Contra o preconceito, uma torcida que além de revolucionária era pé quente. Em 25 de setembro de 1977, o Tricolor deu fim à hegemonia de oito anos do Inter com o histórico título do Gauchão. E a Zero Hora do dia 2 de outubro registrou: "O grito (alegre) da Coligay ajudou o Grêmio a ser campeão".
Pé quente até em São Paulo
Naquele mesmo 1977, a voz inconfundível do presidente do Corinthians Vicente Matheus pegou de surpresa um atônito Volmar Santos do outro lado da linha. Ao telefone, uma convocação em forma de convite:
— Vocês deram sorte pro Grêmio. Venham aqui.
O aceite vem sob uma condição irrevogável.
— Tudo bem.

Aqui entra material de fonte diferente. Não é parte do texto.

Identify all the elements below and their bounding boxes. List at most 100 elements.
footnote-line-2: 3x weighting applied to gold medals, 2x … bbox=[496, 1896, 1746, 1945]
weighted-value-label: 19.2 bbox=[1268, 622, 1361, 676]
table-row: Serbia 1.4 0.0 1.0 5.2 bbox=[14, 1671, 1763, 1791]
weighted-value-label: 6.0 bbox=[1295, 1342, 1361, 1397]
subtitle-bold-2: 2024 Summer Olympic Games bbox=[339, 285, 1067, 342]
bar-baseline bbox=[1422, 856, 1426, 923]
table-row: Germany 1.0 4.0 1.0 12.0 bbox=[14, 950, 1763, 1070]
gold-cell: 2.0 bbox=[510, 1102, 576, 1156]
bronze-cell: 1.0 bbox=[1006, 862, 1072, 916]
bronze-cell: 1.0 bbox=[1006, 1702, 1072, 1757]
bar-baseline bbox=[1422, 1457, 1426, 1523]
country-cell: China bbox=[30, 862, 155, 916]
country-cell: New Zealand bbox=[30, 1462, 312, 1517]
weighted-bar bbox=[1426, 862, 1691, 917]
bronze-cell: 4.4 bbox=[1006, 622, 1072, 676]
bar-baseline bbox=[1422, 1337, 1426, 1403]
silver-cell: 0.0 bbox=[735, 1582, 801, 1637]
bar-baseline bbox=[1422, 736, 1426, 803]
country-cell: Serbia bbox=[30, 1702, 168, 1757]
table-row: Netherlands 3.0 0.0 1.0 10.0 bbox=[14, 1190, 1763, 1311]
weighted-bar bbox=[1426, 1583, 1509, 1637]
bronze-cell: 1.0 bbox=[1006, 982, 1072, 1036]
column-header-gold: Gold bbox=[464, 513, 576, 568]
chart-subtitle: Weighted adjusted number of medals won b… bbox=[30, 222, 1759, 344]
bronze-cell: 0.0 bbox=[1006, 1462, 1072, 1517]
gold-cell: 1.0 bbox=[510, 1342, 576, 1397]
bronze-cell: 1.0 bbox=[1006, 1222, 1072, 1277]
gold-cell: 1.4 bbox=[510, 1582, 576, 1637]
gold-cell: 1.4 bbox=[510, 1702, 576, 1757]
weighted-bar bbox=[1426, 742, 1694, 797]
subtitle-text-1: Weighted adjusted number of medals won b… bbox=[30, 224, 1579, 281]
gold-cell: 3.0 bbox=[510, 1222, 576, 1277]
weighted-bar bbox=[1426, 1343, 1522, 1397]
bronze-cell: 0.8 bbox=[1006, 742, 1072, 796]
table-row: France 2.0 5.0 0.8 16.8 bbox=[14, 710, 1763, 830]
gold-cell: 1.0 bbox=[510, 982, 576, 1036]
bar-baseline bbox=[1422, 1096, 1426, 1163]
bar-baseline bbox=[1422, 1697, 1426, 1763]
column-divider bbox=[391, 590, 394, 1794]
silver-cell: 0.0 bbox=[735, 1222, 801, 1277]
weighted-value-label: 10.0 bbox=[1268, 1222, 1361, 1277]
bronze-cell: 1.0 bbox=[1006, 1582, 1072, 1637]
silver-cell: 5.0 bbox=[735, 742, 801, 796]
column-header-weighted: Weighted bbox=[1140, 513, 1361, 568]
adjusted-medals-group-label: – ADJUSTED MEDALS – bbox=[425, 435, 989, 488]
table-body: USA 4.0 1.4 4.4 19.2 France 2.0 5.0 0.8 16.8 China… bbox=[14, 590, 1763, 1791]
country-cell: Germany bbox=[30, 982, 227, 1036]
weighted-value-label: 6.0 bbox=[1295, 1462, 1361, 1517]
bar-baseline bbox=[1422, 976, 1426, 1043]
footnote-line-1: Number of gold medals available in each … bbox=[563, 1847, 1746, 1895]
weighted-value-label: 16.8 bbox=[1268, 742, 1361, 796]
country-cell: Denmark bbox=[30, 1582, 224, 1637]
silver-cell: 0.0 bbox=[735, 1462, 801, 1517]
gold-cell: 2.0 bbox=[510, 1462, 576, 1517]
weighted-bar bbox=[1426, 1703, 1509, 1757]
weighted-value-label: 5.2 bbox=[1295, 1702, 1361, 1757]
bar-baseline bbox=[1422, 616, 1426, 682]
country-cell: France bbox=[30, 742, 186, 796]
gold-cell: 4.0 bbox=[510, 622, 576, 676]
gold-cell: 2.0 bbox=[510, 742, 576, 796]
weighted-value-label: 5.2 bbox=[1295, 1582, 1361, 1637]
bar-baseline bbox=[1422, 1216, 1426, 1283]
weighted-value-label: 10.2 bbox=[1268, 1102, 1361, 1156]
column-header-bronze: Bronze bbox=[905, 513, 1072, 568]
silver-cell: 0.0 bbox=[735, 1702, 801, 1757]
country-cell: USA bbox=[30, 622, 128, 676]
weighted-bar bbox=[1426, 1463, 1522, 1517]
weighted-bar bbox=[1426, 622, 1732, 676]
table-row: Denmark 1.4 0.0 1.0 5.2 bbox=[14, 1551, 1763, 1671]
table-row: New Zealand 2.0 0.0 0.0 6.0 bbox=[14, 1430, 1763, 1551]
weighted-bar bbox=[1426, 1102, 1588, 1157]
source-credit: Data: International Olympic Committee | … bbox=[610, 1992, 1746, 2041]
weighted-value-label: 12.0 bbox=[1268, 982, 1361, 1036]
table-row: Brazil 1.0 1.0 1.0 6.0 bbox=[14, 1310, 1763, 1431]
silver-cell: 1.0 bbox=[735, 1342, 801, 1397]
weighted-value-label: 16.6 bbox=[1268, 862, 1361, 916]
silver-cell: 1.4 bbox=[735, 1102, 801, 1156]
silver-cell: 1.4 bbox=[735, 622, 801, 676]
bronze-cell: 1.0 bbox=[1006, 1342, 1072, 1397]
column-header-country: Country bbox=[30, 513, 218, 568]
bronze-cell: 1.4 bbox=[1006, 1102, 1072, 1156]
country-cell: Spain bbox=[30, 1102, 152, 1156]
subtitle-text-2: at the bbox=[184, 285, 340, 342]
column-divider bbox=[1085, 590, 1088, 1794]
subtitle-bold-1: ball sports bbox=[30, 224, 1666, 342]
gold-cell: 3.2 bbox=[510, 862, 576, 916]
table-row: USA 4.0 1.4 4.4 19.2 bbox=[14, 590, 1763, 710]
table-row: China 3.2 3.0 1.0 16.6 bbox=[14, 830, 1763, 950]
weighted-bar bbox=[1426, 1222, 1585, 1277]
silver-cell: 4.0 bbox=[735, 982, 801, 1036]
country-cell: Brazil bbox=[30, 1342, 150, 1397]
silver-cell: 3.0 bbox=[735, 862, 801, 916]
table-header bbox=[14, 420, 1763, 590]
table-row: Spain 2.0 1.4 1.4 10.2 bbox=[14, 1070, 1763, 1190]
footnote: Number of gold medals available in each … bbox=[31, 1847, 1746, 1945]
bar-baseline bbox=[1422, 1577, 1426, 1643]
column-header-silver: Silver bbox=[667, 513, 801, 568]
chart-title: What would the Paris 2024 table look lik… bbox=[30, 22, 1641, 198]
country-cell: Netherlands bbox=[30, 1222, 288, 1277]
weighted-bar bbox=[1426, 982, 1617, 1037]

Mas vamos vestidos de gremistas — rebateu Volmar Santos.
E assim, a fama de pé quente da Coligay rompia fronteiras, exportada a terras paulistas. O Corinthians encerrou o jejum de 22 anos sem títulos no Paulistão com uma vitória por 2 a 1 sobre a Ponte Preta. Em um Morumbi abarrotado por 142 mil pessoas e aos olhos dos "coliboys" — trajados de azul, preto e branco, claro.
O fim da organizada
A Coligay encerrou as atividades em 1983. Pouco menos de seis anos depois da fundação. Suficientes para ver o Grêmio conquistar o primeiro Brasileirão, a América e o mundo. Naquele ano, Volmar Santos voltou à terra natal, Passo Fundo, para cuidar da mãe, doente. E a Coligay não resistiu sem o pulso firme de seu líder.
— Parece que a Coligay cumpriu uma missão — sentencia Gerchmann.
Mas seu legado resiste cada dia mais atual. Quarenta e cinco anos atrás, a Coligay fez da arquibancada um espaço de todos e para todos. Como é, ou ao menos deveria ser, o futebol.
Legado da Coligay
Pioneira, a Coligay é até hoje a única torcida homossexual identificada a ter frequentado por longo tempo os estádios do país. A FlaGay, do Flamengo, estreou em 1979. Mas virou "praga" nas palavras do presidente Marcio Braga pela derrota por 3 a 0 no Fla-Flu e não vingou. No Inter, a Interflowers também foi uma tentativa frustrada.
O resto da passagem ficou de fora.